Frau Kloke erzählte über eine der bekanntesten Journalistinnen der damaligen Zeit: „Gabriele Tergit begann früh zu schreiben und wurde eine der ersten Gerichtsreporterinnen der Weimarer Republik. Sie publizierte in der renommierten Vossischen Zeitung und mit dem geschärften Blick der Gerichtsreporterin beobachtete sie früh die politischen Entwicklungen und die Verrohung in der deutschen Gesellschaft. Weil sie Jüdin war und obendrein klug und mutig und sowohl die sozialen Verhältnisse anprangerte als auch früh die Ideologie der Nazis kritisierte, musste sie bald nach Hitlers Machtergreifung emigrieren. Ihr ganzes Leben hindurch hat sie geschrieben. Obwohl Gabriele Tergit unbedingt in eine Reihe mit Kurt Tucholsky oder Erich Kästner gehört, geriet sie – wie so viele Frauen in der Literaturgeschichte – in Vergessenheit“.

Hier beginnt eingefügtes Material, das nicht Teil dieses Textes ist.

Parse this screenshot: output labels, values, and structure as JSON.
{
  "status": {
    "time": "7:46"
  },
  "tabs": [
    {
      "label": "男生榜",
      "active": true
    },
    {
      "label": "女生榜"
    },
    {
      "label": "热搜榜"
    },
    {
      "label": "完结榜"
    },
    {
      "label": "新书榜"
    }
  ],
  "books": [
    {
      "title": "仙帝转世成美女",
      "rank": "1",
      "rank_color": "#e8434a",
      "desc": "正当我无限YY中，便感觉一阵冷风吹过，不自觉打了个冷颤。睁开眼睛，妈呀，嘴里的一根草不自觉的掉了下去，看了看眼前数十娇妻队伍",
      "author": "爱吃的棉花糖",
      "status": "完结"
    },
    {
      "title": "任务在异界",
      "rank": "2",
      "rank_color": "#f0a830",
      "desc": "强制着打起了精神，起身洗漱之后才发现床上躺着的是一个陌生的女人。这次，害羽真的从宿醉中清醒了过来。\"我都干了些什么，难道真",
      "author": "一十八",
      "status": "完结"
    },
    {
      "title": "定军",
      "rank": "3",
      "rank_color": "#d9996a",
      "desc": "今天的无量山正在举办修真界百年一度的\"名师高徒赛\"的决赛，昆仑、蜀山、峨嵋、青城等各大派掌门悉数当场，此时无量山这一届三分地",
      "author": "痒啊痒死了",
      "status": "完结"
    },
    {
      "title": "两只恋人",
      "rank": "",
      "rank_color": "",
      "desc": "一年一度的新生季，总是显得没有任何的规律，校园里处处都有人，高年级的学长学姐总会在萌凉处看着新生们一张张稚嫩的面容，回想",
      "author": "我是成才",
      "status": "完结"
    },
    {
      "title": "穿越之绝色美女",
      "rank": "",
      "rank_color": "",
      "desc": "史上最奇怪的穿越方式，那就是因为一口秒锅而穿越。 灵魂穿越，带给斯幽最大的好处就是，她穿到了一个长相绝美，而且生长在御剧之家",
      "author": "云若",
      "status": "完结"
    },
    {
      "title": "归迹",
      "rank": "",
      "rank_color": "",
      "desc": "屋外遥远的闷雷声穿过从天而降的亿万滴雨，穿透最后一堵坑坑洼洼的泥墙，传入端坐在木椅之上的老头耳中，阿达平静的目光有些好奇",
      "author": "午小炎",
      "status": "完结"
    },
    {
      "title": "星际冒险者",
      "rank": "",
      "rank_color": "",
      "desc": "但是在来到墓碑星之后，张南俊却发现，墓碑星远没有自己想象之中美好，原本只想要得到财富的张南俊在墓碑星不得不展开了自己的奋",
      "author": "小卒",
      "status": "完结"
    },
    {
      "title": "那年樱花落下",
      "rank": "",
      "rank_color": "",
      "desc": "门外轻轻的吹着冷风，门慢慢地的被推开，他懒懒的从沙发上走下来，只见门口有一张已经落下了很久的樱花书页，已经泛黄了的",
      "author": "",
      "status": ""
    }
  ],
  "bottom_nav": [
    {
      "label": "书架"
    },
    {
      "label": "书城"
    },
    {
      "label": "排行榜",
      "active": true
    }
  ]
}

Neben Gabriele Tergits berühmten Romanen „Käsebier erobert den Kurfürstendamm“ (1931) und „Effingers“ (1951) stellte Frau Kloke den Roman „So war’s eben“ vor, eine Ersterscheinung aus dem Nachlass der Autorin. Dieser zum Teil autobiografische Generations- und Zeitroman über den Untergang des jüdischen Bildungsbürgertums in Berlin bis hin zur Flucht ins Exil, fand zu ihrer Lebzeit keinen Verlag. Sogar der renommierte Lektor beim Rowohlt Verlag, Fritz Raddatz, lehnte das Manuskript ab. Der Literaturwissenschaftlerin Nicole Henneberg ist es zu verdanken, dass Gabriele Tergit posthum wiederentdeckt wurde. Sie ist auch Herausgeberin der Neuauflagen dieser Bücher. 

„Ihr aktuelles Buch ‚So war’s eben‘ ist komplexer erzählt als die beiden anderen Bücher, und doch hat es mich persönlich am meisten begeistert, weil man ausgesprochen viel über den Alltag und insbesondere das Frauenleben in den Jahren zwischen 1890 und den 1950er Jahren erfährt“, ergänzt Frau Kloke abschließend.

Wir danken Uscha Kloke und Andrea Martin für den interessanten Abend und ihre vielfältigen Empfehlungen!